This week the U.S. Justice Department (DOJ) sued to halt JetBlue Airways’ acquisition of Spirit Airlines, but JetBlue will continue to follow the path it had planned with the new airline on board.
- CEO Robin Hayes anticipated that the $3.8 billion acquisition would catch the attention of the DOJ.
- Hayes plans to fight the lawsuit, arguing that larger rivals have conducted similar deals with little pushback in recent decades.
- However, while the deal with Spirit would accelerate JetBlue’s plans, Hayes says the company’s overall plans will be undeterred even if the deal doesn’t go through.
- A merger with Spirit would expand JetBlue’s current fleet and give it access to smaller airports.
- If successful, the combined companies would establish the fifth-largest U.S. carrier, though JetBlue would remain much smaller than major airlines like United and Delta.
- However, if the deal falls through, Hayes says that JetBlue will continue its plans to grow, albeit much more slowly.
Why it’s news
If JetBlue’s merger is successful, it could become a more competitive discount airline. Currently, it ranks number six on the list of the largest U.S. carriers ranked by domestic passenger traffic. American Airlines, United Airlines, Delta, and Southwest lead the way. JetBlue is just behind Alaska Airlines and a little ahead of Spirit.
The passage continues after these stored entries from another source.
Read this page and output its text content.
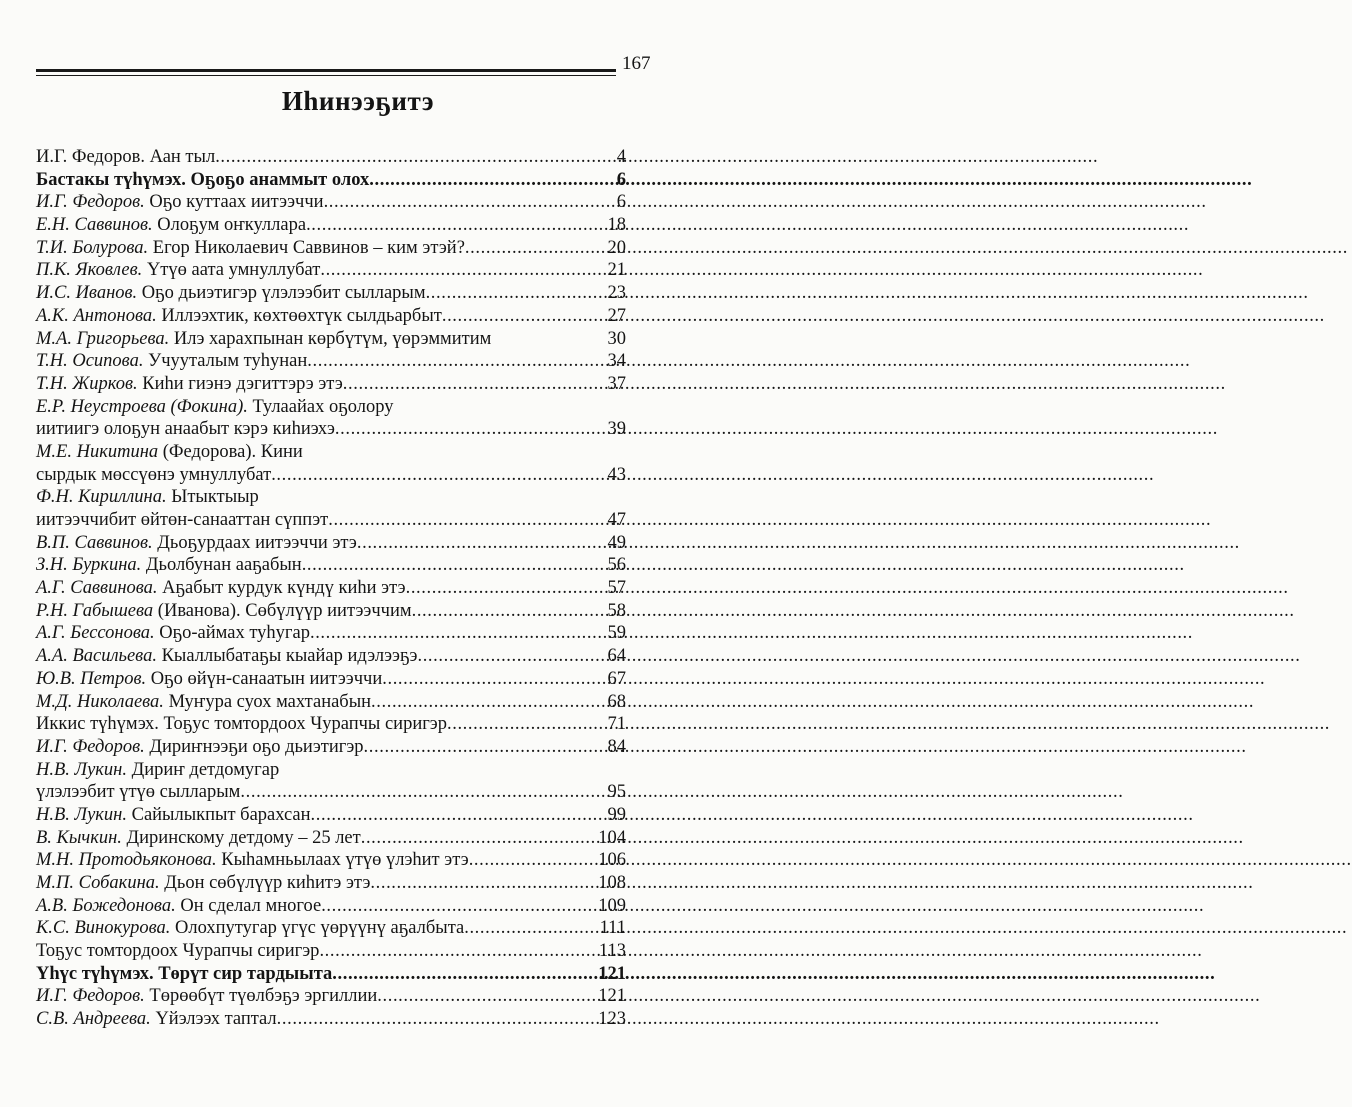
167
Иһинээҕитэ
И.Г. Федоров. Аан тыл .....	4
Бастакы түһүмэх. Оҕоҕо анаммыт олох .....	6
И.Г. Федоров. Оҕо куттаах иитээччи .....	6
Е.Н. Саввинов. Олоҕум оҥкуллара .....	18
Т.И. Болурова. Егор Николаевич Саввинов – ким этэй? .....	20
П.К. Яковлев. Үтүө аата умнуллубат .....	21
И.С. Иванов. Оҕо дьиэтигэр үлэлээбит сылларым .....	23
А.К. Антонова. Иллээхтик, көхтөөхтүк сылдьарбыт .....	27
М.А. Григорьева. Илэ харахпынан көрбүтүм, үөрэммитим	30
Т.Н. Осипова. Учууталым туһунан .....	34
Т.Н. Жирков. Киһи гиэнэ дэгиттэрэ этэ .....	37
Е.Р. Неустроева (Фокина). Тулаайах оҕолору
иитиигэ олоҕун анаабыт кэрэ киһиэхэ .....	39
М.Е. Никитина (Федорова). Кини
сырдык мөссүөнэ умнуллубат .....	43
Ф.Н. Кириллина. Ытыктыыр
иитээччибит өйтөн-санааттан сүппэт .....	47
В.П. Саввинов. Дьоҕурдаах иитээччи этэ .....	49
З.Н. Буркина. Дьолбунан ааҕабын .....	56
А.Г. Саввинова. Аҕабыт курдук күндү киһи этэ .....	57
Р.Н. Габышева (Иванова). Сөбүлүүр иитээччим .....	58
А.Г. Бессонова. Оҕо-аймах туһугар .....	59
А.А. Васильева. Кыаллыбатаҕы кыайар идэлээҕэ .....	64
Ю.В. Петров. Оҕо өйүн-санаатын иитээччи .....	67
М.Д. Николаева. Муҥура суох махтанабын .....	68
Иккис түһүмэх. Тоҕус томтордоох Чурапчы сиригэр .....	71
И.Г. Федоров. Дириҥнээҕи оҕо дьиэтигэр .....	84
Н.В. Лукин. Дириҥ детдомугар
үлэлээбит үтүө сылларым .....	95
Н.В. Лукин. Сайылыкпыт барахсан .....	99
В. Кычкин. Диринскому детдому – 25 лет .....	104
М.Н. Протодьяконова. Кыһамньылаах үтүө үлэһит этэ .....	106
М.П. Собакина. Дьон сөбүлүүр киһитэ этэ .....	108
А.В. Божедонова. Он сделал многое .....	109
К.С. Винокурова. Олохпутугар үгүс үөрүүнү аҕалбыта .....	111
Тоҕус томтордоох Чурапчы сиригэр .....	113
Үһүс түһүмэх. Төрүт сир тардыыта .....	121
И.Г. Федоров. Төрөөбүт түөлбэҕэ эргиллии .....	121
С.В. Андреева. Үйэлээх таптал .....	123
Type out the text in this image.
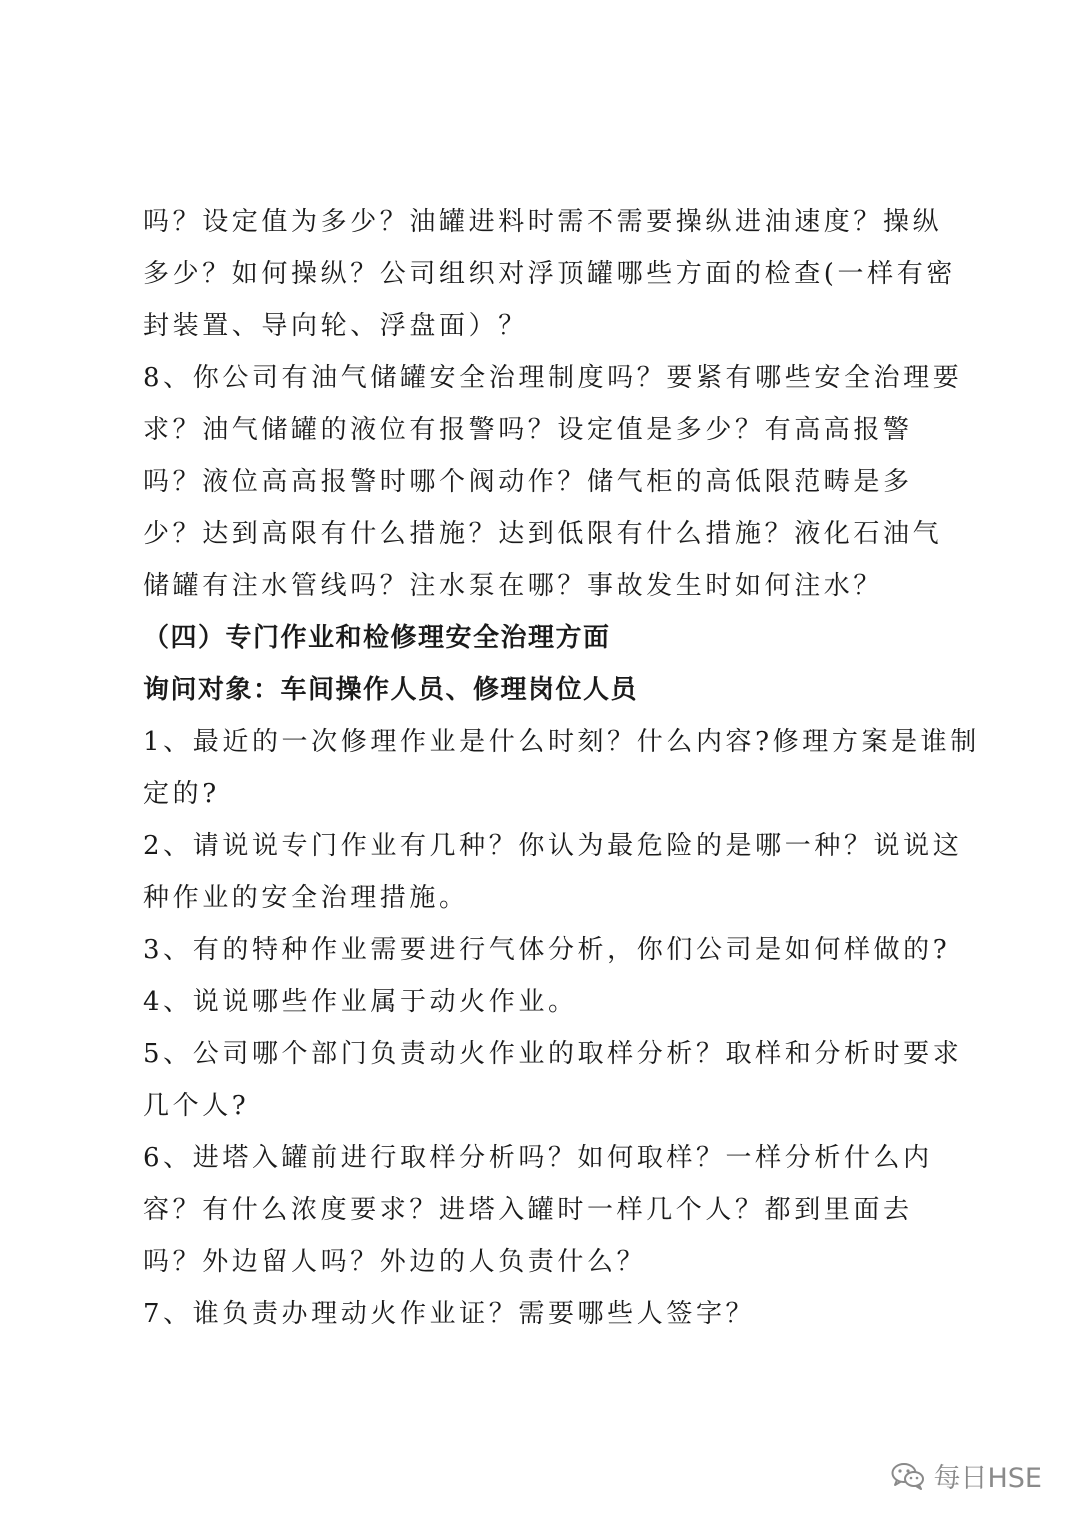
吗？设定值为多少？油罐进料时需不需要操纵进油速度？操纵
多少？如何操纵？公司组织对浮顶罐哪些方面的检查(一样有密
封装置、导向轮、浮盘面）？
8、你公司有油气储罐安全治理制度吗？要紧有哪些安全治理要
求？油气储罐的液位有报警吗？设定值是多少？有高高报警
吗？液位高高报警时哪个阀动作？储气柜的高低限范畴是多
少？达到高限有什么措施？达到低限有什么措施？液化石油气
储罐有注水管线吗？注水泵在哪？事故发生时如何注水？
（四）专门作业和检修理安全治理方面
询问对象：车间操作人员、修理岗位人员
1、最近的一次修理作业是什么时刻？什么内容?修理方案是谁制
定的?
2、请说说专门作业有几种？你认为最危险的是哪一种？说说这
种作业的安全治理措施。
3、有的特种作业需要进行气体分析，你们公司是如何样做的?
4、说说哪些作业属于动火作业。
5、公司哪个部门负责动火作业的取样分析？取样和分析时要求
几个人?
6、进塔入罐前进行取样分析吗？如何取样？一样分析什么内
容？有什么浓度要求？进塔入罐时一样几个人？都到里面去
吗？外边留人吗？外边的人负责什么？
7、谁负责办理动火作业证？需要哪些人签字？
每日HSE
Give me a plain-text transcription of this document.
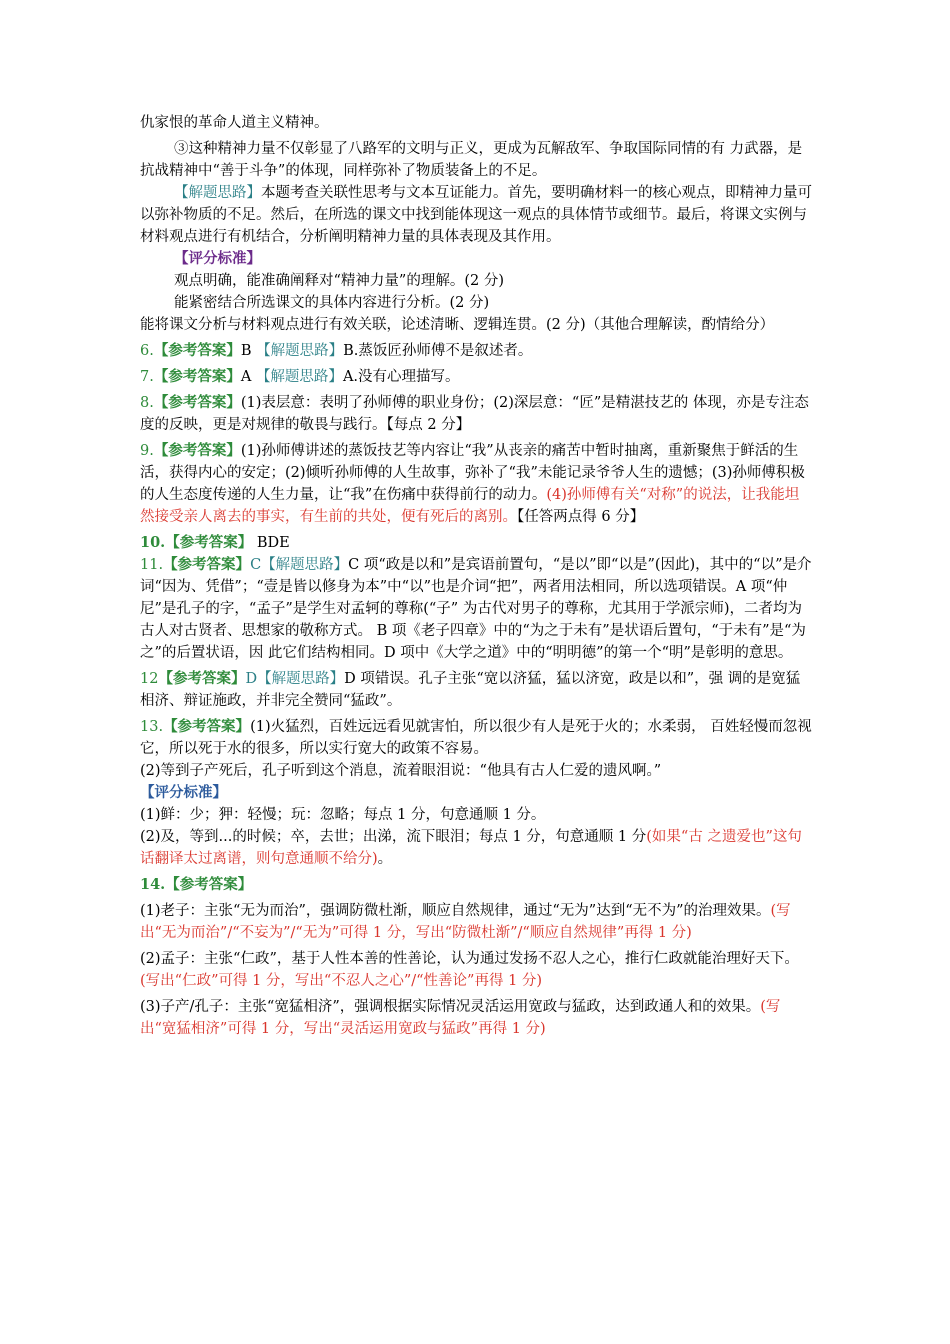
仇家恨的革命人道主义精神。

③这种精神力量不仅彰显了八路军的文明与正义，更成为瓦解敌军、争取国际同情的有 力武器，是抗战精神中“善于斗争”的体现，同样弥补了物质装备上的不足。

【解题思路】本题考查关联性思考与文本互证能力。首先，要明确材料一的核心观点，即精神力量可以弥补物质的不足。然后，在所选的课文中找到能体现这一观点的具体情节或细节。最后，将课文实例与材料观点进行有机结合，分析阐明精神力量的具体表现及其作用。

【评分标准】

观点明确，能准确阐释对“精神力量”的理解。(2 分)

能紧密结合所选课文的具体内容进行分析。(2 分)

能将课文分析与材料观点进行有效关联，论述清晰、逻辑连贯。(2 分)（其他合理解读，酌情给分）

6.【参考答案】B 【解题思路】B.蒸饭匠孙师傅不是叙述者。

7.【参考答案】A 【解题思路】A.没有心理描写。

8.【参考答案】(1)表层意：表明了孙师傅的职业身份；(2)深层意：“匠”是精湛技艺的 体现，亦是专注态度的反映，更是对规律的敬畏与践行。【每点 2 分】

9.【参考答案】(1)孙师傅讲述的蒸饭技艺等内容让“我”从丧亲的痛苦中暂时抽离，重新聚焦于鲜活的生活，获得内心的安定；(2)倾听孙师傅的人生故事，弥补了“我”未能记录爷爷人生的遗憾；(3)孙师傅积极的人生态度传递的人生力量，让“我”在伤痛中获得前行的动力。(4)孙师傅有关“对称”的说法，让我能坦然接受亲人离去的事实，有生前的共处，便有死后的离别。【任答两点得 6 分】

10.【参考答案】 BDE

11.【参考答案】C【解题思路】C 项“政是以和”是宾语前置句，“是以”即“以是”(因此)，其中的“以”是介词“因为、凭借”；“壹是皆以修身为本”中“以”也是介词“把”，两者用法相同，所以选项错误。A 项“仲尼”是孔子的字，“孟子”是学生对孟轲的尊称(“子” 为古代对男子的尊称，尤其用于学派宗师)，二者均为古人对古贤者、思想家的敬称方式。 B 项《老子四章》中的“为之于未有”是状语后置句，“于未有”是“为之”的后置状语，因 此它们结构相同。D 项中《大学之道》中的“明明德”的第一个“明”是彰明的意思。

12【参考答案】D【解题思路】D 项错误。孔子主张“宽以济猛，猛以济宽，政是以和”，强 调的是宽猛相济、辩证施政，并非完全赞同“猛政”。

13.【参考答案】(1)火猛烈，百姓远远看见就害怕，所以很少有人是死于火的；水柔弱， 百姓轻慢而忽视它，所以死于水的很多，所以实行宽大的政策不容易。

(2)等到子产死后，孔子听到这个消息，流着眼泪说：“他具有古人仁爱的遗风啊。”

【评分标准】

(1)鲜：少；狎：轻慢；玩：忽略；每点 1 分，句意通顺 1 分。

(2)及，等到...的时候；卒，去世；出涕，流下眼泪；每点 1 分，句意通顺 1 分(如果“古 之遗爱也”这句话翻译太过离谱，则句意通顺不给分)。

14.【参考答案】

(1)老子：主张“无为而治”，强调防微杜渐，顺应自然规律，通过“无为”达到“无不为”的治理效果。(写出“无为而治”/“不妄为”/“无为”可得 1 分，写出“防微杜渐”/“顺应自然规律”再得 1 分)

(2)孟子：主张“仁政”，基于人性本善的性善论，认为通过发扬不忍人之心，推行仁政就能治理好天下。(写出“仁政”可得 1 分，写出“不忍人之心”/“性善论”再得 1 分)

(3)子产/孔子：主张“宽猛相济”，强调根据实际情况灵活运用宽政与猛政，达到政通人和的效果。(写出“宽猛相济”可得 1 分，写出“灵活运用宽政与猛政”再得 1 分)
Customers could also see a difference in ticket prices. When JetBlue announced the merger last summer, the company claimed that more flight options would drive down overall ticket prices. The “JetBlue effect” has also shown that the airline’s presence can somewhat drive down the prices of larger airlines.
Even while facing opposition from the U.S. government, Hayes is relatively unworried by the obstacles.
“If the merger doesn’t happen, we’ll go back to our organic growth plan. The opportunity with the Spirit merger is really just to accelerate that, but it’s not a change in strategy,” Hayes told Fortune.
The DOJ has argued that the merger will reduce airline industry competition and drive up consumer prices.
“JetBlue’s plan would eliminate the unique competition that Spirit provides—and about half of all ultra-low-cost airline seats in the industry—and leave tens of millions of travelers to face higher fares and fewer options,” the DOJ says in its complaint. “Spirit itself put it simply: ‘A JetBlue acquisition of Spirit will have lasting negative impacts on consumers.’”
The DOJ referenced Spirit’s internal documents that found average fares fell 17% when Spirit planes started flying the route.
Meanwhile, JetBlue argues that the Spirit merger will promote better competition with large airlines.
In a joint statement, JetBlue and Spirit said they will “continue to advance our plan to create a compelling national challenger to the Big Four airlines.”
“We believe the DOJ has got it wrong on the law here and misses the point that this merger will create a national low-fare, high-quality competitor to the Big Four carriers which – thanks to their own DOJ-approved mergers – control about 80% of the U.S. market,” Hayes said.
“Together, we intend to democratize flying for travelers across the country – a goal we believe is worthy of the government’s support,” Spirit CEO Ted Christie said.